Sur la mesure d’instruction
Aux termes de l’article 145 du code de procédure civile, s’il existe un motif légitime de conserver ou d’établir avant tout procès la preuve de faits dont pourrait dépendre la solution d’un litige, les mesures d’instruction légalement admissibles peuvent être ordonnées à la demande de tout intéressé, sur requête ou en référé.
En l’espèce, il résulte de la présentation des aménagements prévus par la requérante que sont prévus les travaux suivants :
— dépose des cloisons et menuiseries intérieures non conservées,
— pose de nouvelles cloisons et de sol souple,
— rafraichissement des locaux,
— adaptation des réseaux techniques dans les espaces privatifs,
— pose d’équipements : luminaires, wc, lavabos,
— installation de réseaux informatiques.
La présentation précise qu’il n’est pas prévu de travaux structurels ni de travaux extérieurs en façade.
Les travaux de rénovation étant susceptibles d’avoir un impact sur les parties communes et les locaux voisins, notamment en cas de retrait de cloison devenue semi-porteuse, et alors que cette demande est formée par la requérante, le motif légitime prévu par l’article 145 est établi, et il sera fait droit à la demande d’expertise.
Par ailleurs, la mesure d’expertise préventive a pour objet d’établir un état des existants avant et après travaux afin de préserver les droits des parties dans le cadre d’un éventuel procès futur.
Dès lors, il appartient bien à l’expert d’établir un constat des avoisinants, et plus précisément des parties communes ainsi que des atteintes éventuelles dont les travaux initiés par la requérante seraient à l’origine et il lui appartient également de se rendre dans les locaux, objets des travaux, afin notamment d’établir les constats avant et après travaux sur les éventuelles parties communes visibles qui s’y trouvent (plancher, plafond, etc…).
En revanche, le syndicat des copropriétaires ne dispose d’aucun intérêt légitime à ce que la mission de l’expert soit étendue aux immeubles voisins qui ne sont pas dans la cause.

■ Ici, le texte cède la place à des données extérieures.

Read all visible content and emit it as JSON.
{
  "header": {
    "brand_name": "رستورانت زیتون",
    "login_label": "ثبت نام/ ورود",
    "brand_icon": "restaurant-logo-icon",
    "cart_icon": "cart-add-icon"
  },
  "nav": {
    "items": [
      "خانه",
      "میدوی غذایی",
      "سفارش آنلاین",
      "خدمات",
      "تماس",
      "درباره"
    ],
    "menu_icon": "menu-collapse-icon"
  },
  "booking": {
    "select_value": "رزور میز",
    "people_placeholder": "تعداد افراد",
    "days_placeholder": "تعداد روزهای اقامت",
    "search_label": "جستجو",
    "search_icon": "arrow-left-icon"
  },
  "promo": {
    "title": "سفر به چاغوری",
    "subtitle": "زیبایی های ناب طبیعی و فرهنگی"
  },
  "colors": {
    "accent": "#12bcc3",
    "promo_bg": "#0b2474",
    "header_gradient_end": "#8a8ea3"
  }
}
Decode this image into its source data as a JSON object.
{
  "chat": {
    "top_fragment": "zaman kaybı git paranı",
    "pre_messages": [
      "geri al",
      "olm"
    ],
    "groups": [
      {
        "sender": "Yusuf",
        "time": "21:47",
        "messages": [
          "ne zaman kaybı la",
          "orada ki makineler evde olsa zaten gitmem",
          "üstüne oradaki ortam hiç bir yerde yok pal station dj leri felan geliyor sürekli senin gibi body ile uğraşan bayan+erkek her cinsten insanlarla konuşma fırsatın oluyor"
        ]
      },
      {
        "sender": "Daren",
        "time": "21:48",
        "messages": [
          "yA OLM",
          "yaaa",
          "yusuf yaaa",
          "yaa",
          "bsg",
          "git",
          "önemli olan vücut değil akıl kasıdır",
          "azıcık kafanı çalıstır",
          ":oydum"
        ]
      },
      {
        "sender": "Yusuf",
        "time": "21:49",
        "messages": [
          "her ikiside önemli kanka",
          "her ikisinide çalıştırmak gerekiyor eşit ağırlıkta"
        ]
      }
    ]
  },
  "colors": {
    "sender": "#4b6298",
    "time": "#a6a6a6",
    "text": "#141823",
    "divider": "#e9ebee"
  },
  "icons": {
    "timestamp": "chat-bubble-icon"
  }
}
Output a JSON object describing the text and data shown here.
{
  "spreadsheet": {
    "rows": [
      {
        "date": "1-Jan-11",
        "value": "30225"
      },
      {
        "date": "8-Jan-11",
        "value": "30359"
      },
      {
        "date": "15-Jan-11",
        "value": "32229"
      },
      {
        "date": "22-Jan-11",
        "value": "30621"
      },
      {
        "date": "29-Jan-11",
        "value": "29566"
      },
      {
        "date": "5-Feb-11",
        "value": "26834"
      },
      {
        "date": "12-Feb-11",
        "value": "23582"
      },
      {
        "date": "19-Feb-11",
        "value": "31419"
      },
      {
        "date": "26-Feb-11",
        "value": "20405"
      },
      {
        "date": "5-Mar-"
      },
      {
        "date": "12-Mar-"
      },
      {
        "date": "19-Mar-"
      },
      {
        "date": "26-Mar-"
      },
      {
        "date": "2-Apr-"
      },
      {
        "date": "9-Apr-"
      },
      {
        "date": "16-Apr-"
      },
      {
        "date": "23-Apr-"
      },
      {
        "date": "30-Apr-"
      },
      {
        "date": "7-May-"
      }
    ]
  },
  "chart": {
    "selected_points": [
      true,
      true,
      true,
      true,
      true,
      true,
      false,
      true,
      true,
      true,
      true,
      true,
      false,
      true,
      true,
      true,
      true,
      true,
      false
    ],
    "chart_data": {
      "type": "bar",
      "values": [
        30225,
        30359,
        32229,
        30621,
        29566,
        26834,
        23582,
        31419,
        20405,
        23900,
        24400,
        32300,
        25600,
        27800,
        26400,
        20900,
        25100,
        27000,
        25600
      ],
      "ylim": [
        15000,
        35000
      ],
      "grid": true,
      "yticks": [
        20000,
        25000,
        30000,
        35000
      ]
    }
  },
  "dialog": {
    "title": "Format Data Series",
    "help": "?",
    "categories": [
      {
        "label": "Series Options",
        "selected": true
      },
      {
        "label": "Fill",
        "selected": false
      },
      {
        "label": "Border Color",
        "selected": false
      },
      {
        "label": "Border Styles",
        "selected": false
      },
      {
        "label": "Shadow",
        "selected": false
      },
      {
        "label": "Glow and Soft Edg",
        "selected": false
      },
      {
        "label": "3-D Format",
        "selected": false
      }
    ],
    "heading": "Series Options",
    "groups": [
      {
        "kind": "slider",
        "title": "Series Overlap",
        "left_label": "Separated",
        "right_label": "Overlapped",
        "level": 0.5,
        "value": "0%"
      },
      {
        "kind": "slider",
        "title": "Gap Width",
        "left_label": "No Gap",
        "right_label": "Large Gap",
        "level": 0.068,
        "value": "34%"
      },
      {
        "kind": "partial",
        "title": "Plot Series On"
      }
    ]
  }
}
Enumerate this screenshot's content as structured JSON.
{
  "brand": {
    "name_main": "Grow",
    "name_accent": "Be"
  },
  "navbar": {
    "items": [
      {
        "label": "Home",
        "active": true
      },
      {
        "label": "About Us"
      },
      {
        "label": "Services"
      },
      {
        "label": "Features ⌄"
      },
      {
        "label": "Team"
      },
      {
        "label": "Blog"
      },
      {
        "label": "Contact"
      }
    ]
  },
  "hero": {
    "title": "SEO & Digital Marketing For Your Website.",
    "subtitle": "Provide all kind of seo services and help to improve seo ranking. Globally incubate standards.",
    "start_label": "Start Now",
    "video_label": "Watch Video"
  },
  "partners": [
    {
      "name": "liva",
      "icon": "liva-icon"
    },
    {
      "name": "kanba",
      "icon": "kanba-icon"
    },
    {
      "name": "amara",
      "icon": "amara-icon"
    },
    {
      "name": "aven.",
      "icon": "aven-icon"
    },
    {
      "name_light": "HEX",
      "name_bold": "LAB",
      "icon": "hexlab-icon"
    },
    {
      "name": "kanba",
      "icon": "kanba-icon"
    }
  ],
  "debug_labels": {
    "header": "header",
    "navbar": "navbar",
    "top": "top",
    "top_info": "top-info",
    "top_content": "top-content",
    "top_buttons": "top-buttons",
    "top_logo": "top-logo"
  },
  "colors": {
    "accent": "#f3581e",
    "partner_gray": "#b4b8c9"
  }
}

Sur la demande de cessation des travaux
Aux termes de l’article 835 du même code, le président peut toujours, même en présence d’une contestation sérieuse, prescrire en référé les mesures conservatoires ou de remise en état qui s’imposent, soit pour prévenir un dommage imminent, soit pour faire cesser un trouble manifestement illicite.
L’existence d’une contestation sérieuse est indifférente à l’application de ces dispositions.
Le trouble manifestement illicite s’entend de toute perturbation résultant d’un fait matériel ou juridique qui, directement ou indirectement, constitue une violation évidente de la règle de droit.
Il appartient au requérant de démontrer l’existence d’une illicéité du trouble et son caractère manifeste.
Le dommage imminent s’entend du dommage qui n’est pas encore réalisé mais qui se produira sûrement si la situation présente doit se perpétuer.
Il s’ensuit, pour que la mesure sollicitée soit prononcée, qu’il doit nécessairement être constaté à la date à laquelle le juge statue et, avec l’évidence qui s’impose à la juridiction des référés, l’imminence d’un dommage. Un dommage purement éventuel ne saurait donc être retenu pour fonder l’intervention du juge des référés. La constatation de l’imminence du dommage suffit à caractériser l’urgence afin d’en éviter les effets.
Il est rappelé qu’un dommage n’est subi que par la méconnaissance d’un droit. Un dommage n’est, en effet, pas susceptible d’être prévenu en référé s’il est légitime. Ainsi, le dommage imminent suppose une illicéité, ou tout au moins, du fait de l’urgence inhérente à l’imminence, qu’il apparaisse comme potentiellement illicite.
En premier lieu, le défendeur fait état de l’affichage en novembre 2024 de panneaux annonçant le percement des planchers béton au marteau piqueur pour le passage des réseaux plomberies. La pièce n°2 communiquée correspond au descriptif des travaux et ne mentionne nullement un tel percement.
Toutefois, l’existence des informations contenues sur ces panneaux d’affichage n’est pas contestée par le requérant qui indique à l’audience que ces travaux n’ont pas été réalisés et qu’ils ne sont finalement pas prévus.
En tout état de cause et en l’état des éléments de preuve inexistants produits en défense, aucun trouble manifestement illicite ni dommage imminent n’est établi s’agissant du percement des planchers bétons.
En outre, dès lors que les travaux ont pour objet le réaménagement des locaux, il n’est pas démontré par le défendeur que des tuyauteries seront créées ni que les raccordements seront nouveaux.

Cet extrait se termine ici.